Choose specific, descriptive words when you are making any statement on the LSAT. Vague language weakens your writing because it forces the reader to guess what you mean instead of concentrating fully on your ideas and style.

WEAK: Mr. Brown is highly educated.
FORCEFUL: Mr. Brown has a master’s degree in business administration.

WEAK: She is a great communicator.
FORCEFUL: She speaks persuasively.

Notice that sometimes to be more specific and concrete, you will have to use more words than you may otherwise with vague language (as in the first example). This principle is not in conflict with the general objective of writing concisely. Being concise may mean eliminating unnecessary words.

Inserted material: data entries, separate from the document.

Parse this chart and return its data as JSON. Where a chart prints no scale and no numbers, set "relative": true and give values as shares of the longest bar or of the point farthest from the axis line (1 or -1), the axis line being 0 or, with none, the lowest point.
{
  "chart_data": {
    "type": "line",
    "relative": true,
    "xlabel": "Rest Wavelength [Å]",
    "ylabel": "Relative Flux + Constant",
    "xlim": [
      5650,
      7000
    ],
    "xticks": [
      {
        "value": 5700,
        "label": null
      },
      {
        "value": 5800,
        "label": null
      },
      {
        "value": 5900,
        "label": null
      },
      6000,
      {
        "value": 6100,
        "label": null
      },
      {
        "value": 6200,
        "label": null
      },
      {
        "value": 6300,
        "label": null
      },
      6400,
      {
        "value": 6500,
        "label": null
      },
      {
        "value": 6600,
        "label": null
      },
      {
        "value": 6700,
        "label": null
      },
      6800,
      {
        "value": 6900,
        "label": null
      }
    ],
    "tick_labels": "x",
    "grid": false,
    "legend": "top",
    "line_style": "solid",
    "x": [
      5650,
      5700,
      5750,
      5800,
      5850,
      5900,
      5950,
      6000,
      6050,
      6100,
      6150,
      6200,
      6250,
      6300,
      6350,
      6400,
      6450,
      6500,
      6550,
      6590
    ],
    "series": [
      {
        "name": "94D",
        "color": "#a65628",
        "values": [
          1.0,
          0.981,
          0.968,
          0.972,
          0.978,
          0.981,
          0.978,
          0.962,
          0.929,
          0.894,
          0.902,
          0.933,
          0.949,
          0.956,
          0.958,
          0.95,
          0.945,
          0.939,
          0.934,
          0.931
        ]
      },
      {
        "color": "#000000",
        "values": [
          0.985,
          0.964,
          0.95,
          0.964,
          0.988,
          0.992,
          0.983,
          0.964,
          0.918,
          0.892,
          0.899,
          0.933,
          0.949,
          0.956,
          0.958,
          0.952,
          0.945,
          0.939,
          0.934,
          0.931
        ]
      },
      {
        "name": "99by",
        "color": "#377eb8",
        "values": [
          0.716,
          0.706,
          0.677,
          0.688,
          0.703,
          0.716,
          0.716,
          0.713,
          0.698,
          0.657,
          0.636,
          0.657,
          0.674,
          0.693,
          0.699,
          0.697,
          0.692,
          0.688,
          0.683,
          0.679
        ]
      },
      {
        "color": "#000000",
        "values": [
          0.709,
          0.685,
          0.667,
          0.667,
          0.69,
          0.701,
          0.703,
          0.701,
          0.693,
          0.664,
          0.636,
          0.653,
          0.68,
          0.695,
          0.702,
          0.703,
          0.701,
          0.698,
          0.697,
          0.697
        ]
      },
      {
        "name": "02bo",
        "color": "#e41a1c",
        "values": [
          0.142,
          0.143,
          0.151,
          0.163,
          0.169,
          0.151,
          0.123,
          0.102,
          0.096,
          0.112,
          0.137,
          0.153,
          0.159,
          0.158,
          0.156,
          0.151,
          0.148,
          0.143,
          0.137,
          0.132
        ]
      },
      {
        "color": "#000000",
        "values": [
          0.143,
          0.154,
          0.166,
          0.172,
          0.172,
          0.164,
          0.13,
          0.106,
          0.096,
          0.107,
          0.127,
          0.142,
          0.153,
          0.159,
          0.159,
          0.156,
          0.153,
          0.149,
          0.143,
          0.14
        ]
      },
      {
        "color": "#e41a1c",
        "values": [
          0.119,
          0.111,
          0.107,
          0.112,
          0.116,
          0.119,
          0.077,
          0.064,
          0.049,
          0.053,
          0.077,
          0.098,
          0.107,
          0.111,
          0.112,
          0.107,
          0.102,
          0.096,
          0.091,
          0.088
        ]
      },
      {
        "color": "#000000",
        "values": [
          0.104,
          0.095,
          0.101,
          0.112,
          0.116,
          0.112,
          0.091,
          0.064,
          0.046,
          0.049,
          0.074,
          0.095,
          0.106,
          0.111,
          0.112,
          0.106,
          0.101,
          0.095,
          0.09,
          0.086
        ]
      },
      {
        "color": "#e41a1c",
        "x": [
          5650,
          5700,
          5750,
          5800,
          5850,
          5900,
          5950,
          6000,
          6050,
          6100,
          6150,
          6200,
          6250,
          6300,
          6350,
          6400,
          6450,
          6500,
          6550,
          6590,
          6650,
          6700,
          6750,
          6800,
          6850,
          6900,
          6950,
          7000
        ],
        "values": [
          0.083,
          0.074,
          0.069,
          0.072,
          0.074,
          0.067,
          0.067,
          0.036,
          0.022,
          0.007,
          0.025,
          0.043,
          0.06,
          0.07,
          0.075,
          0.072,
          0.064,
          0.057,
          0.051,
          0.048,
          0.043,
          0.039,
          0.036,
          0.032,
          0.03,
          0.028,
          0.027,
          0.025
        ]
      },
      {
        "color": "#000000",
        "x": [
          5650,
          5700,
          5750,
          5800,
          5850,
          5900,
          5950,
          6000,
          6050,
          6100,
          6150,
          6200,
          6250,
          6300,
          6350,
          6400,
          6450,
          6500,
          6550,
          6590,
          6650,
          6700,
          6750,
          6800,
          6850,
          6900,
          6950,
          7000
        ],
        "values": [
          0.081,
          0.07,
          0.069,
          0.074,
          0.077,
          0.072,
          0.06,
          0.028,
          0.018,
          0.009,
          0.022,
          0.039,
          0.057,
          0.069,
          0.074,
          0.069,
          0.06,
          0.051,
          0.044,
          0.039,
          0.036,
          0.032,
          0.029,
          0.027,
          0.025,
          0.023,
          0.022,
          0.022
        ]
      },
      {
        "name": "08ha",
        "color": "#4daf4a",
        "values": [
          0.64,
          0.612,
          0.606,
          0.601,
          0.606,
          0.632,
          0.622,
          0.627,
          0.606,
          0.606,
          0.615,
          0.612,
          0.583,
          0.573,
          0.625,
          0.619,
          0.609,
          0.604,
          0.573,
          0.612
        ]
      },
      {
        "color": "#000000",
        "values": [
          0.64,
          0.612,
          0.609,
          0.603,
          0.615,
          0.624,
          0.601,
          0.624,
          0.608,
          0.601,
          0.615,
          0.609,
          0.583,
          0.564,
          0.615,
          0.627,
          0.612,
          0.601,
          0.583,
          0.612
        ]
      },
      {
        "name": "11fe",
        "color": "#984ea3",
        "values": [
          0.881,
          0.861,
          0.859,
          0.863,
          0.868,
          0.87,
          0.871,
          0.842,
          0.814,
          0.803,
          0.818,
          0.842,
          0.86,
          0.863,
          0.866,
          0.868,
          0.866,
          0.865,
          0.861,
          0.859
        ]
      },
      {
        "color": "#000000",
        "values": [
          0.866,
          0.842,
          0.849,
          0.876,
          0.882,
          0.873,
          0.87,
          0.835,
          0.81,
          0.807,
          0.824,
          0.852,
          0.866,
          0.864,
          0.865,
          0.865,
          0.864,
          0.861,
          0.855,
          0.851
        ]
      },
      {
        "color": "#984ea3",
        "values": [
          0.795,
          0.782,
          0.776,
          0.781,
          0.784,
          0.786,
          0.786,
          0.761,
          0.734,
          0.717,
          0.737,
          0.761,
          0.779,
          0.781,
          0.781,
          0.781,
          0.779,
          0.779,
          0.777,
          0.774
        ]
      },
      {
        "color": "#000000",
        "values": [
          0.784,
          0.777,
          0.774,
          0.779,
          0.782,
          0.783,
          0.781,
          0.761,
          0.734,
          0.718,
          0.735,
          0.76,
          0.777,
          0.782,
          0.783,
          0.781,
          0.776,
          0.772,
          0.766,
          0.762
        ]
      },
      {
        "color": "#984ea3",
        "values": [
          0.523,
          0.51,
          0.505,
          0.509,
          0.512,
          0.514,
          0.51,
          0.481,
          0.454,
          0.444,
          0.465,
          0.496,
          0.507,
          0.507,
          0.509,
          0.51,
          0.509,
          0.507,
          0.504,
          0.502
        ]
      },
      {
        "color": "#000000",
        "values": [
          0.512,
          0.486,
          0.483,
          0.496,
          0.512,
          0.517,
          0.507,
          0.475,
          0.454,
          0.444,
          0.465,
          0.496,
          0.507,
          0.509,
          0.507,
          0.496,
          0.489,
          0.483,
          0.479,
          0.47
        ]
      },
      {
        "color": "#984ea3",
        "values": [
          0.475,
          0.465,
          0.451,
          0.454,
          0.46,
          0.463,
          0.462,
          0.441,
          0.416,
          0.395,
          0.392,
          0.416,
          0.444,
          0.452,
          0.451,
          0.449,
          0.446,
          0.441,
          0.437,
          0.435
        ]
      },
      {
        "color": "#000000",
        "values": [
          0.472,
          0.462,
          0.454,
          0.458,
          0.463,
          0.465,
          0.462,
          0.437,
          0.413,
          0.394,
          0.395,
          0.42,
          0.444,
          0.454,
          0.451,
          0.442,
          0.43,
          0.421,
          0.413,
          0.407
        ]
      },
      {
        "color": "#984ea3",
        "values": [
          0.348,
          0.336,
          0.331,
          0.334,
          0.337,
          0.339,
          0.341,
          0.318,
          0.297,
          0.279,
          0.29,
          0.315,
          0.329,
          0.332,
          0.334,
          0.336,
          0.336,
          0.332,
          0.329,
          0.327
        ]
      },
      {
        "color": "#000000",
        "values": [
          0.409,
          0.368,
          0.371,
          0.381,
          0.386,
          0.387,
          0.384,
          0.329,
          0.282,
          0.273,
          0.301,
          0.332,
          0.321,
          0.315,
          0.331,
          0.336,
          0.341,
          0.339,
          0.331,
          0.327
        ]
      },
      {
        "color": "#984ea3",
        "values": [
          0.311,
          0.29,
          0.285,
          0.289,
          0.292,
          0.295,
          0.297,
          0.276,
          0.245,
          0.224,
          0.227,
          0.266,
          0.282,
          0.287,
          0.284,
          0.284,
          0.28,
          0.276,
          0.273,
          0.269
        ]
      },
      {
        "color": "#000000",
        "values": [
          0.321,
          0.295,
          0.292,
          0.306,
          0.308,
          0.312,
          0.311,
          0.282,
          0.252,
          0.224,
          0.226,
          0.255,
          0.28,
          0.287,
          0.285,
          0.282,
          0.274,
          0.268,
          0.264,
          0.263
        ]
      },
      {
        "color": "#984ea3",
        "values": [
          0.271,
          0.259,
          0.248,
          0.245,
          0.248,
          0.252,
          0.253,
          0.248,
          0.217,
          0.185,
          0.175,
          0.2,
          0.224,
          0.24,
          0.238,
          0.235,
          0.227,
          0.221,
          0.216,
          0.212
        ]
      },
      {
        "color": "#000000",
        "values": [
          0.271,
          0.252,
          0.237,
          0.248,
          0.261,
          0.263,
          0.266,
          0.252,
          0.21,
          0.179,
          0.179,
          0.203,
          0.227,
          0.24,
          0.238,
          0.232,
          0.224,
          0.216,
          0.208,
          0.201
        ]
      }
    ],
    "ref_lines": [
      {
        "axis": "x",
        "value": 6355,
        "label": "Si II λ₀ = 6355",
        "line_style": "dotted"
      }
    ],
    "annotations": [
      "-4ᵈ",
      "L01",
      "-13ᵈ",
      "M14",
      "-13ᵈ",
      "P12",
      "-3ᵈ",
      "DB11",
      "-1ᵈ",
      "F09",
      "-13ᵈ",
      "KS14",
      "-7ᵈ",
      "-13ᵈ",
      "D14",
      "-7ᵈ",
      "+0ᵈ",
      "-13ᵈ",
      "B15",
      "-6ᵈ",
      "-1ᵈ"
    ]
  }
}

Avoiding vagueness may mean adding necessary words to illustrate your point.

Edit these sentences by reducing the vague language:

Drill #1.
The principal told John that he should not even think about coming back to school until he changed his ways.


Answer. The principal told John that he could not return to school until his behavior improved.

Drill #2. The police detective had to seek the permission of the lawyer to question the suspect.


Answer. The police detective had to ask the lawyer for permission to question the suspect.

Drill #3. Thousands of species of animals were destroyed when the last ice age occurred.


Answer. Thousands of animal species were destroyed in the last ice age.

Drill #4. The secretary was unable to complete the task that had been assigned.


Answer. The secretary was unable to type the document.